The 8-week series of free classes, begins Oct. 31, from 10:30 to 11:30 a.m. at the Kenai Peninsula Food Bank, and will be taught by Colleen Sonnevil, nutritional educator for the University of Alaska's Cooperative Extension Office in Soldotna.
"She's been doing classes here for the last three and a half years and they help the general public and food bank clients eat more nutritious meals and lead healthier lives," said Linda Swarner, Executive Director of the food bank.
Sonnevil said she will be introducing some novel ideas for ingredients that are typically staples during the holidays, such as pumpkin, which will be discussed during the first class.
"Everyone knows how to make pumpkin pie, so I'll be showing people how to make pumpkin soup, pumpkin bagels, and all kinds of other things," she said.
Sonnevil said after October the classes will then begin to focus on the Thanksgiving holiday foods.
"I'll focus on turkey of course, but I'll give them the basics and then focus more on what they can do with leftovers. We'll also talk about different stuffing ideas, cranberry sauce recipes ad salad ideas besides the same old things people are used to," she said.
Closer to Christmas, when winter weather is at it's coolest, Sonnevil said she will be discussing ways to warm up.
"I'll go over how Russian teas, hot mochas, and other hot beverages and things they can make for themselves," she said.
Sonnevil said a lot of the classes will explore healthy alternative recipes for traditional holiday favorites, as well, and she'll be emphasizing recipes for those with special eating considerations.
"For example, making a pumpkin pie with Splenda, instead of sugar, and I always include recipes for diabetics because it can be hard for them to find the time to try new recipes during the holidays. I'll also have some gluten-free recipes because more and more people are starting to have food related allergies," she said.

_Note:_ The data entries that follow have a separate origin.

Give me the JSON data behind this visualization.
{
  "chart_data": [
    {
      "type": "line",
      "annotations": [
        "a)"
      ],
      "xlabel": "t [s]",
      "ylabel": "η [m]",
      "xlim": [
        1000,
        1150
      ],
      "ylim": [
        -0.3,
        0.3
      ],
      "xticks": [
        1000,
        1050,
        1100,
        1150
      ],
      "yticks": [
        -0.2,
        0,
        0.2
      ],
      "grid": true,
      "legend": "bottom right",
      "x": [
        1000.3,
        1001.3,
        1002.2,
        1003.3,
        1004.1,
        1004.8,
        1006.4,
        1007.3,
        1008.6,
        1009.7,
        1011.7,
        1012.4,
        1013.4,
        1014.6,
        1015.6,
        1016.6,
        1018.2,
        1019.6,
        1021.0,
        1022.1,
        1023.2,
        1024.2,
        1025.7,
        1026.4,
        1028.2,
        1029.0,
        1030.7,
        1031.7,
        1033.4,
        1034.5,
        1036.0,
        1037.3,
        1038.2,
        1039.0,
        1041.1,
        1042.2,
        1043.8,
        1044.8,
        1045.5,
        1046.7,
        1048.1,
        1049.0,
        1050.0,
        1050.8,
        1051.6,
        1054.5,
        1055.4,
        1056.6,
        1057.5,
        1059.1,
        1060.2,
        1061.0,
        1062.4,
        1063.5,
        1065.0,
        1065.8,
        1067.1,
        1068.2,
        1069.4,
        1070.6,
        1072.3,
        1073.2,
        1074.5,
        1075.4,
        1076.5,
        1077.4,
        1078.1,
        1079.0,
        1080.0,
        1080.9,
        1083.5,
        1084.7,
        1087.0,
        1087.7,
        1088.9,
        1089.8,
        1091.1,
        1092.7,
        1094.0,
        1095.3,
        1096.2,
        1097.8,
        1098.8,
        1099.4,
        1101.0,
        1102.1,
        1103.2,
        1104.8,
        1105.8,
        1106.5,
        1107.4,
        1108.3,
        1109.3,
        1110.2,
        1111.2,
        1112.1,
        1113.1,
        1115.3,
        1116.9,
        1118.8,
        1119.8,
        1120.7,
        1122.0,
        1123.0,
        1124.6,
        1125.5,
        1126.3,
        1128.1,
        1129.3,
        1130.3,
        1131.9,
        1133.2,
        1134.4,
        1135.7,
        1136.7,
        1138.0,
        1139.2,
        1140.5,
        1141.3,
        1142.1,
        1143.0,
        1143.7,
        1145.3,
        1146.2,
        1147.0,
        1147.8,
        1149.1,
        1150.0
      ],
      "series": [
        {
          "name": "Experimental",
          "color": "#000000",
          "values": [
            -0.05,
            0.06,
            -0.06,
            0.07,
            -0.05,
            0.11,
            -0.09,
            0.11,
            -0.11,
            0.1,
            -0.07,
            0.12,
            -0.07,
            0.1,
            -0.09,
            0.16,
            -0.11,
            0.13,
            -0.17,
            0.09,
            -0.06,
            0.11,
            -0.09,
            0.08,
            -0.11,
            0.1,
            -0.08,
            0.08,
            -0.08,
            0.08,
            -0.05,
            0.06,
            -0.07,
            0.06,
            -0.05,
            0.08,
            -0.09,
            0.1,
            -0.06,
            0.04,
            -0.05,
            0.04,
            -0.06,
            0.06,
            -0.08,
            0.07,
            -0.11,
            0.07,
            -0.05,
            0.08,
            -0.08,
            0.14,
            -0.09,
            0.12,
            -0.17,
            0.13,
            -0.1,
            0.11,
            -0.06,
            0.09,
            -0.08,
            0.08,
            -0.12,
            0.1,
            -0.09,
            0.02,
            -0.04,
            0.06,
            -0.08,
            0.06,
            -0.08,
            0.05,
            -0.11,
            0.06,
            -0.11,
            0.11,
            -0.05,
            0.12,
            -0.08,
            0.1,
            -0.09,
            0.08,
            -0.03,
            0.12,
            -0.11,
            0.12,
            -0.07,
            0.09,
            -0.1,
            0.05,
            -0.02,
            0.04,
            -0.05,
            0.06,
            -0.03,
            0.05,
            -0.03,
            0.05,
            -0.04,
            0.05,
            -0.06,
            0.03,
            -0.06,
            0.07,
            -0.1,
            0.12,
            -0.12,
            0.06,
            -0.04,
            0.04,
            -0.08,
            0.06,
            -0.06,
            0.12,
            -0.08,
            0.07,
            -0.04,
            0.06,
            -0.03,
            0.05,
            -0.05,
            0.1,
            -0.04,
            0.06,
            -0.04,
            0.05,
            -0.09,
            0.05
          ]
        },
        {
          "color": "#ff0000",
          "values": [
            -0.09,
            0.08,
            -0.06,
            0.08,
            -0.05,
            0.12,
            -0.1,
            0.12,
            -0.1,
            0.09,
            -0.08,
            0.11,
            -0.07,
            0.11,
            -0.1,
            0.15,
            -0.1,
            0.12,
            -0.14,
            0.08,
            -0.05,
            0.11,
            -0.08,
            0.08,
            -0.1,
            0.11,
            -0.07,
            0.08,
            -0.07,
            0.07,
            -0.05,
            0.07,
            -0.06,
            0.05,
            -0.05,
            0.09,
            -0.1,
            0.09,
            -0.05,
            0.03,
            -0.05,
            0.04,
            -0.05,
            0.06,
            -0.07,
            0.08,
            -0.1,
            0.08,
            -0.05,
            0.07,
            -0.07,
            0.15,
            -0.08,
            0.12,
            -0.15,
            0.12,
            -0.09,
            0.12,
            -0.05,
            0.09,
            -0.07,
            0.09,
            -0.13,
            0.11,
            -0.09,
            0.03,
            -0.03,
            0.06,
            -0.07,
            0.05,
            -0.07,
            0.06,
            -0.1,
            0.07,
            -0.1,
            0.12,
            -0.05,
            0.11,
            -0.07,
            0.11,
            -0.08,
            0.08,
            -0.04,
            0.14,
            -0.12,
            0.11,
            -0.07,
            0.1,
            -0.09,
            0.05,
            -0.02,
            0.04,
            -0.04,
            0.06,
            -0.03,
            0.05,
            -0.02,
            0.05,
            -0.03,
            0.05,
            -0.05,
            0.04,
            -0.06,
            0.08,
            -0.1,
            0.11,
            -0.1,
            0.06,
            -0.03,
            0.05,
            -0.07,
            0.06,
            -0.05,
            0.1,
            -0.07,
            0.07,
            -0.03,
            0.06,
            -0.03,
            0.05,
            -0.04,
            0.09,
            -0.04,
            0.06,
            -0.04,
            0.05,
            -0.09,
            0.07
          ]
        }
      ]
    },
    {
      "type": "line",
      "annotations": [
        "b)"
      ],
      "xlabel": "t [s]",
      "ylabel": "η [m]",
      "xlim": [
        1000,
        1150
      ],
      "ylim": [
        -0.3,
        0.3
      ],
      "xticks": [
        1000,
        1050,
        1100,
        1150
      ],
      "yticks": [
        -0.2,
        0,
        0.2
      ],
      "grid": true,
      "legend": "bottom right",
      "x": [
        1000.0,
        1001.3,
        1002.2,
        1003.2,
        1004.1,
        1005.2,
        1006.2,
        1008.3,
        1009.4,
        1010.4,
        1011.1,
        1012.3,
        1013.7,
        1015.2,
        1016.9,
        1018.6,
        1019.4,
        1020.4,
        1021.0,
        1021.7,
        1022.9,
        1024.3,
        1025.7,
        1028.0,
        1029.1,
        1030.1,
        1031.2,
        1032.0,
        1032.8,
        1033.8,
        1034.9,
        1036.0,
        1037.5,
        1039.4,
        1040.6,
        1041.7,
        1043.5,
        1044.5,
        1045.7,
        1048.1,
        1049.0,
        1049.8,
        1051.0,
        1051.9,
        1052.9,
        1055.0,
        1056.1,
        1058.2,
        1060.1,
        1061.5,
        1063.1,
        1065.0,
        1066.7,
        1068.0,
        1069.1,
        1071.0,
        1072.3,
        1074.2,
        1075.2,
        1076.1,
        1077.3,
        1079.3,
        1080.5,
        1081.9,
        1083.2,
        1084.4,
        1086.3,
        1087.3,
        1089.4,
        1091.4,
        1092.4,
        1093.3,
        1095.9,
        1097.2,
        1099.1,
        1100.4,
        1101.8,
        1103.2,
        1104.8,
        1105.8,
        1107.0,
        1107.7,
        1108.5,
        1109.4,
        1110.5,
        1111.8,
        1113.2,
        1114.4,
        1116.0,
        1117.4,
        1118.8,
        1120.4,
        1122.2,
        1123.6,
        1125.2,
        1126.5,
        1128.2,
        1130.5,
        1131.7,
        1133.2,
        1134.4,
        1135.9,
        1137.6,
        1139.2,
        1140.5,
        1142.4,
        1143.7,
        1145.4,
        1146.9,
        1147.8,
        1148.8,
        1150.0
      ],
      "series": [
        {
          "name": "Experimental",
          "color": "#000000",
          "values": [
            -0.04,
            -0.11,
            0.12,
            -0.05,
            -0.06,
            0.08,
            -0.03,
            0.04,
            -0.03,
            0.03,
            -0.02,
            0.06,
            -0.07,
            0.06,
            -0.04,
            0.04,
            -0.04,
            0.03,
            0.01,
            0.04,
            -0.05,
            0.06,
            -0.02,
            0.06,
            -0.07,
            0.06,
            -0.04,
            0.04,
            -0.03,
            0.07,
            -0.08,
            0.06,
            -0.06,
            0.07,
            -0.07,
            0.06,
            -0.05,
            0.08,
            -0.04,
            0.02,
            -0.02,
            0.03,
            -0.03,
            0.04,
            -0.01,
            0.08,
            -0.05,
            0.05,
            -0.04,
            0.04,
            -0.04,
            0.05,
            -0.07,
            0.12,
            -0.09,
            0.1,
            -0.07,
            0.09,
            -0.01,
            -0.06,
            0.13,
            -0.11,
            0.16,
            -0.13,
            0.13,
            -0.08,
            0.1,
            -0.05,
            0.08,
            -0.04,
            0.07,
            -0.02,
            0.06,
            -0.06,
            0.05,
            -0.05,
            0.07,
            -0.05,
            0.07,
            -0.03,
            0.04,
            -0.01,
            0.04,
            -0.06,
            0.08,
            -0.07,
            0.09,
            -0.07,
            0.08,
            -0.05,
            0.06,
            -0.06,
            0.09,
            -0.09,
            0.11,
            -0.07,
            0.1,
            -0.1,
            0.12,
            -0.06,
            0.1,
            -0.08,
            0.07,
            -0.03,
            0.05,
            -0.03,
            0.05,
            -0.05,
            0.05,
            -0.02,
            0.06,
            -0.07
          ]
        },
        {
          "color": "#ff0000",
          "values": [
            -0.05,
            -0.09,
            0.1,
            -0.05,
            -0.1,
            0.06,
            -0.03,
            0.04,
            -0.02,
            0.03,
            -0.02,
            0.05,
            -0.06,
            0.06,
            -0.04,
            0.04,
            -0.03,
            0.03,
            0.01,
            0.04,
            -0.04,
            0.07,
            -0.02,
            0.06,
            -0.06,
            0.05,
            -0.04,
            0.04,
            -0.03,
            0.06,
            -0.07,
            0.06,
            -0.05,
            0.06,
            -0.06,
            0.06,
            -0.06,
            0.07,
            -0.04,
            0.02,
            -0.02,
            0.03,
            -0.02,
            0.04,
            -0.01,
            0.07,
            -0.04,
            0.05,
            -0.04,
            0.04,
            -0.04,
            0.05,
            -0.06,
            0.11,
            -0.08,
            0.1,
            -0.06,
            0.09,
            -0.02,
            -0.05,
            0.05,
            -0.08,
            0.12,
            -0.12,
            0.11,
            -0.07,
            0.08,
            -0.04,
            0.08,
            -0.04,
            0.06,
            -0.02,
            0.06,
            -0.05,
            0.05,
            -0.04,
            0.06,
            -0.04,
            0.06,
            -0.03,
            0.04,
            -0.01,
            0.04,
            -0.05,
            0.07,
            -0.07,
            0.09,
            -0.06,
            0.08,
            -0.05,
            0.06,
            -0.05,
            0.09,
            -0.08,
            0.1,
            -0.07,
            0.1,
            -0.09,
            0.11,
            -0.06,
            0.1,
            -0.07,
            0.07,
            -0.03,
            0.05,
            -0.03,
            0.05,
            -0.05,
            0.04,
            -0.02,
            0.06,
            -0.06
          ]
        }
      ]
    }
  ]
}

Sonnevil said the classes will not only focus on eating better, but also on shopping to eat more wisely.
"I stress not buying whole jars of spice for things that will only be used once during the holidays. Most spices are expensive and only stay good on the shelf for about six months, so I remind people they can go to the bulk spice isle to buy what they need and save money," she said.
Sonnevil said by the end of the 8-week course, she hopes more people will be eating affordable, healthy, well-balanced diets and in the proper proportions.
"The holidays can be tough because they're filled with all the wrong things, but I try to emphasize eating choices that are good and good to eat," she said.